Verslag plenaire vergadering
Verslag
De heer Van Rompuy heeft het woord.
Minister-president, u weet dat het mijn favoriete thema is. Maar gisteren werd er door Theresa May nog eens een poging gedaan om de brexiteers aan haar kant te krijgen. Het antwoord van Boris Johnson was dat hij er gerust op was dat de marsrepen en het drinkwater nog altijd in de winkelrekken zouden liggen, en daarmee is het duidelijk: het zal volgende week hoogstwaarschijnlijk niet lukken om een akkoord te hebben over die vermaledijde brexit.
Daarmee wordt het meest schadelijke scenario ook stilaan het meest waarschijnlijke scenario: de no-deal, waarbij men uit de Europese Unie treedt zonder regeling. En er zijn heel wat Vlaamse bedrijven voor wie de export naar het Verenigd Koninkrijk nochtans van absoluut levensbelang is. Er zijn een aantal zaken die wij hier niet kunnen oplossen: de komst van importtarieven, zes dagen files in de haven van Dover en dergelijke meer.

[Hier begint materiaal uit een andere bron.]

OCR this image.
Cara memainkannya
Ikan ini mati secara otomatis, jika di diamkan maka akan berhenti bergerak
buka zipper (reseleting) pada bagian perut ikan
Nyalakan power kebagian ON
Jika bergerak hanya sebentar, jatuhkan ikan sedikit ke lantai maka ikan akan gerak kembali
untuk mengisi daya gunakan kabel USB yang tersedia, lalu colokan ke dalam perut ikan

Er zijn een aantal dingen die we wel kunnen doen, en waar we ook aan bezig zijn. We kijken hoe we in de haven van Zeebrugge de files kunnen tegengaan, met extra parking en dergelijke meer. Maar in Ierland, de enige regio die nog meer dan Vlaanderen getroffen dreigt te worden, zijn ze bij de Europese Unie aan het onderzoeken of zij geen steun kunnen geven in de vorm van waarborgen en dergelijke meer – een beetje zoals toen gebeurd is met Vlaamse bedrijven ten tijde van de economische crisis in 2008. En mijn vraag aan u is dus: is dergelijke steun ook in Vlaanderen denkbaar?

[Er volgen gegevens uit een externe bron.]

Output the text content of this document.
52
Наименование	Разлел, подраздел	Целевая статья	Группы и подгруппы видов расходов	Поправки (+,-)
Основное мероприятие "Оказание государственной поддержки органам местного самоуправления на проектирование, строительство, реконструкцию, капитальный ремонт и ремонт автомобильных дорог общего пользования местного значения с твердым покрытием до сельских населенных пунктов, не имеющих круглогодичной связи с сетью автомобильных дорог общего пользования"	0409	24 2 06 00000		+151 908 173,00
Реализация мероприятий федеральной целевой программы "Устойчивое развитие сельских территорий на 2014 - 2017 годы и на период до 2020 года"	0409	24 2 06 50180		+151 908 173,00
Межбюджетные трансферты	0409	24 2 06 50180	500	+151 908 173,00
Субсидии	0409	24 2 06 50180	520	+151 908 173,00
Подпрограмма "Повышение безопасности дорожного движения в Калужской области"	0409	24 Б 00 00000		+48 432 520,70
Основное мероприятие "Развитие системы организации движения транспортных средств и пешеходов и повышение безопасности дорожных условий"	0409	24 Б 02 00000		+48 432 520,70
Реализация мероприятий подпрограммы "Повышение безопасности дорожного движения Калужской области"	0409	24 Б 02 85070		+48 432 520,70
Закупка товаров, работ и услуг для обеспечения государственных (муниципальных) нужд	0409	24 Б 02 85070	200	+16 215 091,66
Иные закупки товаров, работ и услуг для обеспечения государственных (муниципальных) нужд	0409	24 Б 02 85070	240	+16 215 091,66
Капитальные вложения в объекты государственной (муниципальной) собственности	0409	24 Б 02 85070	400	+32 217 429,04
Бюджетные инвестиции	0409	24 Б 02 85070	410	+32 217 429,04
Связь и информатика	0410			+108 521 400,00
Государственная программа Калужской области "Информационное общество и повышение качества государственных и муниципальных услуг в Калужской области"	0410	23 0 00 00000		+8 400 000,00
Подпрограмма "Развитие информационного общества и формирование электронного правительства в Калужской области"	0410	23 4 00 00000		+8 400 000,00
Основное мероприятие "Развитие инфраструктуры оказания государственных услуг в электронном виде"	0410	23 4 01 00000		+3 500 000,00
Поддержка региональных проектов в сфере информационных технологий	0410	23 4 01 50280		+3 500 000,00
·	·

Minister-president Bourgeois heeft het woord.
Dank u voor het werk, collega Van Rompuy. U bent terecht heel bezorgd over de brexit. Ik ben net als u niet optimistisch. Theresa May heeft nog vandaag opnieuw een heel belangrijke stemming verloren in het Lagerhuis.

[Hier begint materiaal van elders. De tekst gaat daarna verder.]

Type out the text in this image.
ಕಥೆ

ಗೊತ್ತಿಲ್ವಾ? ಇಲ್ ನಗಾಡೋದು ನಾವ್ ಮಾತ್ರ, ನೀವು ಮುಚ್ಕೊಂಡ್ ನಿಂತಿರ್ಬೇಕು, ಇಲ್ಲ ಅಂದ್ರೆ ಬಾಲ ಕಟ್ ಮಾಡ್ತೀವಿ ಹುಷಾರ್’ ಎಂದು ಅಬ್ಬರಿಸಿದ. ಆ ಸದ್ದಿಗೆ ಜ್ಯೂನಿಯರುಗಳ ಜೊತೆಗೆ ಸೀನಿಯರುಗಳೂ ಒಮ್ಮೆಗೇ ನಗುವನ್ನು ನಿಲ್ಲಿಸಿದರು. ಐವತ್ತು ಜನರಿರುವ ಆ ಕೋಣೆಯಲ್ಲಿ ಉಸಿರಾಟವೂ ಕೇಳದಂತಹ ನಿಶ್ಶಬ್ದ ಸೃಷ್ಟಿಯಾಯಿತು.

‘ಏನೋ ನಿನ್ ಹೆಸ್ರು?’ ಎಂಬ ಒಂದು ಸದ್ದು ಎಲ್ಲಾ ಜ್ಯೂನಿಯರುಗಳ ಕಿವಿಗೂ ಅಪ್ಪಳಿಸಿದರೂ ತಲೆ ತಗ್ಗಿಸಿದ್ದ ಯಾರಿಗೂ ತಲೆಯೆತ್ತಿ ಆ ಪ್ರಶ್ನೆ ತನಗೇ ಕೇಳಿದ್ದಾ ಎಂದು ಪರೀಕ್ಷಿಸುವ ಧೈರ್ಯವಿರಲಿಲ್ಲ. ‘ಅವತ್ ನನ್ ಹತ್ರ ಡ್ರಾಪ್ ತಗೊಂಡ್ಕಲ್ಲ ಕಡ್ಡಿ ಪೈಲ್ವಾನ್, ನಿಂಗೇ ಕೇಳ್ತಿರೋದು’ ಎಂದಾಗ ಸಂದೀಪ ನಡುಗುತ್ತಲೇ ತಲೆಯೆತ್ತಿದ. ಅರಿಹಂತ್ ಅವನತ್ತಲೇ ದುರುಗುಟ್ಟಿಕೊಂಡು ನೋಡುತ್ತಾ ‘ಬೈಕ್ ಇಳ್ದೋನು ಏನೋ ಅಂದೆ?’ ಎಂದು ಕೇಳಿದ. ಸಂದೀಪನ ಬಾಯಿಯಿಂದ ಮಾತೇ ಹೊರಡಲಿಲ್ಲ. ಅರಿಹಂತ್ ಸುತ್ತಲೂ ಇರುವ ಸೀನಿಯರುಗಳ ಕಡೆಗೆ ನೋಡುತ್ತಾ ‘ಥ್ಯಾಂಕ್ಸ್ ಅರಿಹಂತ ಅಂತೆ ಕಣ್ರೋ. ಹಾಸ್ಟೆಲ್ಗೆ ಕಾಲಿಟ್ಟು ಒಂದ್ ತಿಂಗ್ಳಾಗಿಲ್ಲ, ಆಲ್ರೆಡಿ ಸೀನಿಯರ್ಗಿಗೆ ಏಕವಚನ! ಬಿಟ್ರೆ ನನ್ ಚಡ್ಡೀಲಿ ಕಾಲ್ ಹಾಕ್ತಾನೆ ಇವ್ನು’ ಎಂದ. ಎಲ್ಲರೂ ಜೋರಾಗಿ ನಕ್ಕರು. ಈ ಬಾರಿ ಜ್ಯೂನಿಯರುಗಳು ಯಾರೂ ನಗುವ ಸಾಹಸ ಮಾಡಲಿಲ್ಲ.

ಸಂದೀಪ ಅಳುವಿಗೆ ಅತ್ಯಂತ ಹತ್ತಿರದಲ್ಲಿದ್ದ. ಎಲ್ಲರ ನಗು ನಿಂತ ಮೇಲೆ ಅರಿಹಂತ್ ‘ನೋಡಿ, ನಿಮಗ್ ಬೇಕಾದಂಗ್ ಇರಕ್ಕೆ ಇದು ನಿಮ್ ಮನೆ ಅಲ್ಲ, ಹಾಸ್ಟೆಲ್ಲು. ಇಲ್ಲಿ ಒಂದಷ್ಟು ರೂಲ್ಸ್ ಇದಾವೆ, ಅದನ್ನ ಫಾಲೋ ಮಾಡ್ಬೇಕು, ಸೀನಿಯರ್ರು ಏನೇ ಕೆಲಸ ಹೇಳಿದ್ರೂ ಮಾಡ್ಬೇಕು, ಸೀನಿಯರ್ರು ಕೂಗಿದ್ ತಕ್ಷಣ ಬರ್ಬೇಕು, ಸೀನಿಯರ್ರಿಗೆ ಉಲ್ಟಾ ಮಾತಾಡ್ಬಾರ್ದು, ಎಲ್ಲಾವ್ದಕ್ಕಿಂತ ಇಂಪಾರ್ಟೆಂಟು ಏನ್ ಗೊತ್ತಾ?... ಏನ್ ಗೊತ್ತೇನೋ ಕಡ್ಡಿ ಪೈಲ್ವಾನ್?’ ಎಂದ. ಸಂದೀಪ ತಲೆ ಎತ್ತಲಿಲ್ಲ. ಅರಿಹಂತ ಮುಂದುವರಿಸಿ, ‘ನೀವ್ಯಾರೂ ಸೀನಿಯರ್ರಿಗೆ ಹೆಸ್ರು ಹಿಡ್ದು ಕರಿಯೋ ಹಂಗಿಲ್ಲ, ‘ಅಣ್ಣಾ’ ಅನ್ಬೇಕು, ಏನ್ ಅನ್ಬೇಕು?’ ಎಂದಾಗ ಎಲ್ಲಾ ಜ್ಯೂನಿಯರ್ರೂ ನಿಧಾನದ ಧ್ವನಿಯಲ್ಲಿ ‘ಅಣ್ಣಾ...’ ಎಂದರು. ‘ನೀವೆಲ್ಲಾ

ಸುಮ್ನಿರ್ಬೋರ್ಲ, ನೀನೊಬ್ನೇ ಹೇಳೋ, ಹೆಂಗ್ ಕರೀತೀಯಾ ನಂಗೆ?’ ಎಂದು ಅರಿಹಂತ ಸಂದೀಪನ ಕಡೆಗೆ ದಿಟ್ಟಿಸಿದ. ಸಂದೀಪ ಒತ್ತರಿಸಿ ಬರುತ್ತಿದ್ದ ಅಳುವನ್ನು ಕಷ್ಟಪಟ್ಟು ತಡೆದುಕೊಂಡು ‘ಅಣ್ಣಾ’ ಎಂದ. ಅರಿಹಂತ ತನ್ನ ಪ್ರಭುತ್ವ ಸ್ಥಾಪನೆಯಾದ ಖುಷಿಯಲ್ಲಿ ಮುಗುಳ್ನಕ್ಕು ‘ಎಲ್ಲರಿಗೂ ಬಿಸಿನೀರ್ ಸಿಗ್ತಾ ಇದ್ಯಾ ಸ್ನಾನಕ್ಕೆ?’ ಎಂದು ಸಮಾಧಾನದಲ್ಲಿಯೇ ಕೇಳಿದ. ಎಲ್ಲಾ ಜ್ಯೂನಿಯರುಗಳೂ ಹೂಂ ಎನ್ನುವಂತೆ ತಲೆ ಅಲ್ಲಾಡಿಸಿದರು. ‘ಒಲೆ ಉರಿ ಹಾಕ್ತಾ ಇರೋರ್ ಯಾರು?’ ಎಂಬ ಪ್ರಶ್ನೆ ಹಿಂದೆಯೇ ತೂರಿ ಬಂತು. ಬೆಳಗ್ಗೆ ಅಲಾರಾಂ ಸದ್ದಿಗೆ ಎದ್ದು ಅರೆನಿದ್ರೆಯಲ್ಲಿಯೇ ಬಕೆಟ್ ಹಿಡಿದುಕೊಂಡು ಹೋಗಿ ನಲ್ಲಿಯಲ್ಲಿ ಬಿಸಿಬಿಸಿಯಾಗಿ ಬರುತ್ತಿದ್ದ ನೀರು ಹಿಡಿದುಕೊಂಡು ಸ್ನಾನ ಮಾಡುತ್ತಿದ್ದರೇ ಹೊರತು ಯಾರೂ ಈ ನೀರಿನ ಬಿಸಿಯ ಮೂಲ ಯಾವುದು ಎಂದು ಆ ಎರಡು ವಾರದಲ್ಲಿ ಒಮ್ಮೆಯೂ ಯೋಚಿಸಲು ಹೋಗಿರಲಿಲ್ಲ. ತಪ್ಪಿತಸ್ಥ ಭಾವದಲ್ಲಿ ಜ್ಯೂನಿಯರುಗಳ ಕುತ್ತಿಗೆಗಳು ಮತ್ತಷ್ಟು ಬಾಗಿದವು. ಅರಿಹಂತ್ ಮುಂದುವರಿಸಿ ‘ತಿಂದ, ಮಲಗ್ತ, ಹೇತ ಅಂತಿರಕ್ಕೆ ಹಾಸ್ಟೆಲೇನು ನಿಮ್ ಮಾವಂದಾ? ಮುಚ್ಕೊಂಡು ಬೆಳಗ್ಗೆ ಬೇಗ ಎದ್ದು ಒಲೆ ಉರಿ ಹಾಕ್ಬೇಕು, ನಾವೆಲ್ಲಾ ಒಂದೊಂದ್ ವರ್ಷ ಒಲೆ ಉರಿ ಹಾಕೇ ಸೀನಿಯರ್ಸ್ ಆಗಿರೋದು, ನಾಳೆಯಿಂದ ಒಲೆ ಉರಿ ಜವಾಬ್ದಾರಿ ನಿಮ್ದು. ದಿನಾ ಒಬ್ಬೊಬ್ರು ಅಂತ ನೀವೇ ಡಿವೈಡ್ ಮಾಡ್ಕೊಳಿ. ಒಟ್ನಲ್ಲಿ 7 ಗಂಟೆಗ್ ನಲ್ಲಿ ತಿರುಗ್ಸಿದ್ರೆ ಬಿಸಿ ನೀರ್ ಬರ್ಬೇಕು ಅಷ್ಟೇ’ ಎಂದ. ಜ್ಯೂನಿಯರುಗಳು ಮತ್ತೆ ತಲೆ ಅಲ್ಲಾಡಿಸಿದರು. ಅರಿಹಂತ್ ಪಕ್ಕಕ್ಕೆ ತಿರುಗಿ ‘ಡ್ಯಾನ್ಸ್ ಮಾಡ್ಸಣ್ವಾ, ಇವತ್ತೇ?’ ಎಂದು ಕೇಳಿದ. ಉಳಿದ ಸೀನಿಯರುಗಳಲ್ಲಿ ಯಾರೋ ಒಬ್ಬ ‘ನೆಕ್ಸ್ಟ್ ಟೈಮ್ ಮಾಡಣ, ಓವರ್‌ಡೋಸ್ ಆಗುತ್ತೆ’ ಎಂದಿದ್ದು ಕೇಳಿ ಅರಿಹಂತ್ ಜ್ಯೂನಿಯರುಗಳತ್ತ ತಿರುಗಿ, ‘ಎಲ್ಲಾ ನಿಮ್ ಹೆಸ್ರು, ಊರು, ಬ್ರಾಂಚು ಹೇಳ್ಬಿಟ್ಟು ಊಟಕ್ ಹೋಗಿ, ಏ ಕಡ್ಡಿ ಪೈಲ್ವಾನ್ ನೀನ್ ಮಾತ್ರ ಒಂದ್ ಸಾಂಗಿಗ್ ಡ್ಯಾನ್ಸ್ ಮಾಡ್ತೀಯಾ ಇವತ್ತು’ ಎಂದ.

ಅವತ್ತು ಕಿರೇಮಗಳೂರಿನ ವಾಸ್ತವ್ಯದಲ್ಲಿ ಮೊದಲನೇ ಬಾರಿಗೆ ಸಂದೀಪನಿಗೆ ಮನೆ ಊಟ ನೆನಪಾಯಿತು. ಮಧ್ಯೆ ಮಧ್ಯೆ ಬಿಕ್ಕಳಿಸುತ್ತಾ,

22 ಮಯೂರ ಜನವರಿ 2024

Het is zo dat de gevolgen van de brexit, in welk scenario ook, erg zijn. Het is berekend door de KU Leuven dat we bij een deal 0,6 procent bruto nationaal product (bnp) verliezen, met een verlies van 6500 jobs. Bij een vrijhandelsakkoord verliezen we 1,8 procent van ons bnp, en bij een no-deal 2,6 procent, met 28.000 jobs die verloren gaan. Dit is een grote calamiteit, en ik vind dus dat in dit geval de Europese solidariteit moet spelen. Europa is er om in dit geval steun en hulp te bieden aan wie getroffen wordt door externe factoren.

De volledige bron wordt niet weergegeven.